Ketujuh poin tersebut mengenai upah minimum yang penuh persyaratan, menurunnya jumlah pesangon, fleksibilitas masa kontrak kerja, outsourcing, kompensasi kerja, waktu kerja dan soal upah cuti.
Meski pemerintah menganggap bahwa beleid itu sudah mengakomodir hak buruh, Karyono menilai eksekutif perlu memberi penjelasan dan pemahaman tersebut untuk mencapai kesepakatan bersama.
“Perlu jalan keluar untuk mencapai kompromi. Jika tidak pasti akan terjadi konflik,” katanya kepada Bisnis, Senin (12/10/2020).

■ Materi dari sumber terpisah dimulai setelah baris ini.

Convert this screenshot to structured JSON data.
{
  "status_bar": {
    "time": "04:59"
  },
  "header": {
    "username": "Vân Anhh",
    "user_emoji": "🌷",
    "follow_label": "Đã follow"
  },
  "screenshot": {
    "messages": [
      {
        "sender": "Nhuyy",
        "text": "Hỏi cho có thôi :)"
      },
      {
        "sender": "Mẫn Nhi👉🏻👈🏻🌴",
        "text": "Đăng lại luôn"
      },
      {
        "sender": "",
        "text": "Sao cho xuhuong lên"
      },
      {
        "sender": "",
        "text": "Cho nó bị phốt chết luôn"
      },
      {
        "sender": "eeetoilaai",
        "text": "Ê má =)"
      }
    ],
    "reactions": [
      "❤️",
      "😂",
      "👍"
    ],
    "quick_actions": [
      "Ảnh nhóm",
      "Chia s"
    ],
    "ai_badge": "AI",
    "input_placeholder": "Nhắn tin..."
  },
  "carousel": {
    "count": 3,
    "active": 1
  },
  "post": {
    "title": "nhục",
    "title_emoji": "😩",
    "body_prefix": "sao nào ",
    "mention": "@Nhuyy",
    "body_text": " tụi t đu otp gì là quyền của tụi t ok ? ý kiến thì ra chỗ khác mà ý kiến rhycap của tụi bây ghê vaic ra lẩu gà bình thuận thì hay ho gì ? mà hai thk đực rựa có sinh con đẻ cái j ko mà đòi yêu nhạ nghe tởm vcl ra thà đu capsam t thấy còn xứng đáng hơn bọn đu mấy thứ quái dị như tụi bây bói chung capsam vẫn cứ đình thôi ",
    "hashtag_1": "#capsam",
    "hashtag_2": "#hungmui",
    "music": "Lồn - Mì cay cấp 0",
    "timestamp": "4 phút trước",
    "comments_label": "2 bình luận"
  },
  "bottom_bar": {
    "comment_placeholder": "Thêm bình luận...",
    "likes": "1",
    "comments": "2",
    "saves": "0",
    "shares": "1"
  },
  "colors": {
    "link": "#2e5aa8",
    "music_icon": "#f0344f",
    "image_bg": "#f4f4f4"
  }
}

Dia mengatakan, pemerintah bersama DPR sebagai regulator memiliki kepentingan untuk membuat aturan yang diselaraskan dengan program pembangunan nasional seperti meningkatkan investasi dan penciptaan lapangan kerja.
Dalam fungsinya sebagai regulator dan fasilitator, pemerintah perlu menjaga kesimbangan antara meningkatkan investasi dengan kesejahteraan buruh atau pekerja. Peran pemerintah sebagai regulator adalah menyiapkan arah untuk menyeimbangkan penyelenggaraan pembangunan melalui penerbitan peraturan perundang-undangan.
Di sisi lain, pengusaha membutuhkan kepastian hukum demi terciptanya iklim usaha yang kondusif dan sustainable. Konteks inilah menurut Karyono yang membutuhkan kesepahaman oleh para pemangku kepentingan atau stakeholder.
Di sisi lain, Karyono meyakini aksi buruh dan mahasiswa murni memperjuangkan hak rakyat. Namun dia mengingatkan bahwa penolakan tersebut memberi keuntungan bagi setidaknya dua kelompok.
Pertama, partai yang menolak UU Cipta Kerja diyakini mengambil keuntungan politik dengan cara mengkapitalisasi aksi penolakan untuk mendapatkan simpati. Kondisi ini dinilai akan meningkatkan dukungan suara pada pemilu mendatang.
“Hal ini wajar dalam konteks pertarungan politik elektoral,” terangnya.
Kedua adalah kelompok yang mencoba mengadu keberuntungan. Targetnya agar terjadi situasi chaos seperti peristiwa 1998. Sedangkan target minimalnya adalah memanfaatkan aksi untuk mendelegitimasi pemerintahan dan meningkatkan ketidakpuasan publik.